Today, according to the ITU, around 2.6 billion people (32% of the planet) are still offline. The gap is brutal: 93% connectivity in high-income countries versus 27% in low-income ones. Add the urban–rural divide, shaped by infrastructure and service reliability, and the reality becomes clear: it’s not that the internet is missing, it’s that the ecosystem needed to make being online genuinely usable for everyone was never seriously built.

Throw in a dash of gender inequality, and the picture gets even rosier. In low-income countries, about 90% of women aged 15–24 cannot use the internet, compared to 78% of their male peers. From our comfortable daily lives, we have little sense of how many people are excluded from a world that now runs almost entirely on digital rails, and at a speed that even we struggle to keep up with (we being, by definition, the fully connected elite).

Without targeted, coordinated interventions to close these gaps, AI’s potential to support sustainable development and poverty reduction will remain yet another false promise of our time, while vast segments of the global population are left behind in our digital gold rush.

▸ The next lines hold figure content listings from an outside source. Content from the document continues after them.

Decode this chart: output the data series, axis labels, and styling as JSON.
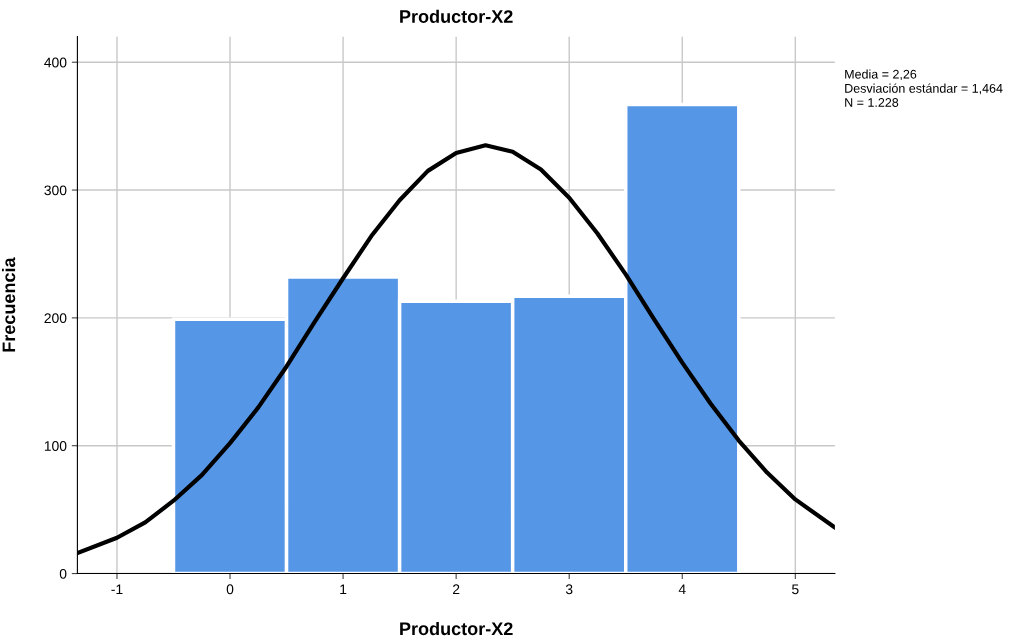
{
  "chart_data": {
    "type": "histogram",
    "title": "Productor-X2",
    "xlabel": "Productor-X2",
    "ylabel": "Frecuencia",
    "bins": [
      -0.5,
      0.5,
      1.5,
      2.5,
      3.5,
      4.5
    ],
    "values": [
      199,
      232,
      213,
      217,
      367
    ],
    "color": "#5596e6",
    "series": [
      {
        "type": "line",
        "color": "#000000",
        "x": [
          -1.35,
          -1,
          -0.75,
          -0.5,
          -0.25,
          0,
          0.25,
          0.5,
          0.75,
          1,
          1.25,
          1.5,
          1.75,
          2,
          2.26,
          2.5,
          2.75,
          3,
          3.25,
          3.5,
          3.75,
          4,
          4.25,
          4.5,
          4.75,
          5,
          5.35
        ],
        "values": [
          16,
          28,
          40,
          57,
          77,
          102,
          130,
          162,
          197,
          231,
          264,
          292,
          315,
          329,
          335,
          330,
          316,
          294,
          266,
          234,
          199,
          165,
          133,
          104,
          79,
          58,
          36
        ]
      }
    ],
    "xlim": [
      -1.35,
      5.35
    ],
    "ylim": [
      0,
      420
    ],
    "xticks": [
      -1,
      0,
      1,
      2,
      3,
      4,
      5
    ],
    "yticks": [
      0,
      100,
      200,
      300,
      400
    ],
    "grid": true,
    "annotations": [
      "Media = 2,26",
      "Desviación estándar = 1,464",
      "N = 1.228"
    ]
  }
}
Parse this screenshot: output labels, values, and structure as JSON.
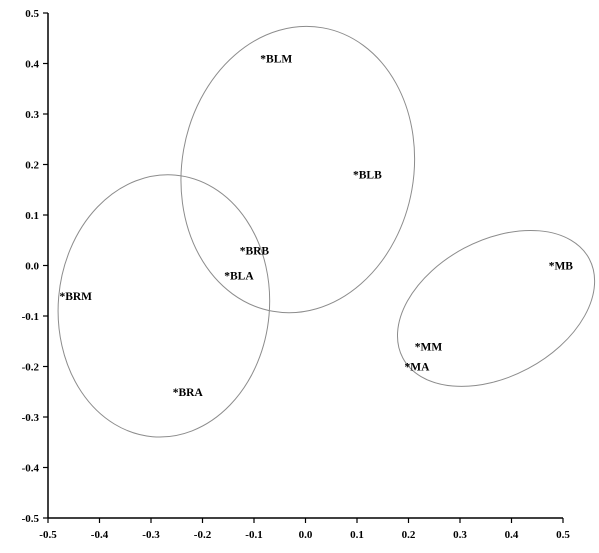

If we want to try, even just try, to do things differently, there are a few minimum (not heroic, minimum) conditions we can demand. Connectivity and cost: having “the internet” isn’t enough; access must be affordable and reliable, or online life remains a luxury. Compute access: universities, researchers, and public institutions in poorer countries must be able to use powerful computing resources (servers, GPUs, cloud) without being excessively dependent on a handful of private giants. If compute remains too expensive or tightly controlled, only a few countries and companies will shape AI, while everyone else merely uses it on terms set by others. Energy and water: efficiency, transparency, and planning. Without this trio, the game is played where energy and cooling capacity are abundant. And guess who starts ahead. Skills and gender: digital literacy and AI literacy, especially where the gap systematically affects young women. Governance: clear, enforceable rules, with accountability and consequences. Negligence doesn’t become progress just because we rename it innovation.Whether you read this as optimistic or pessimistic hardly matters. The impact AI is having on society is comparable to only a handful of epochal moments in human history. With one crucial difference: fire, the Industrial Revolution, and the automobile didn’t transform the world in just twenty-four months.
In The Impossible, the 2012 movie about the tsunami that struck Thailand nearly twenty years ago, people see the wall of water approaching from afar and try to escape. The feeling I have is that we think we’re standing on the shore, watching the wave roll in, when we’re actually already ten meters underwater and didn’t even notice the moment of impact.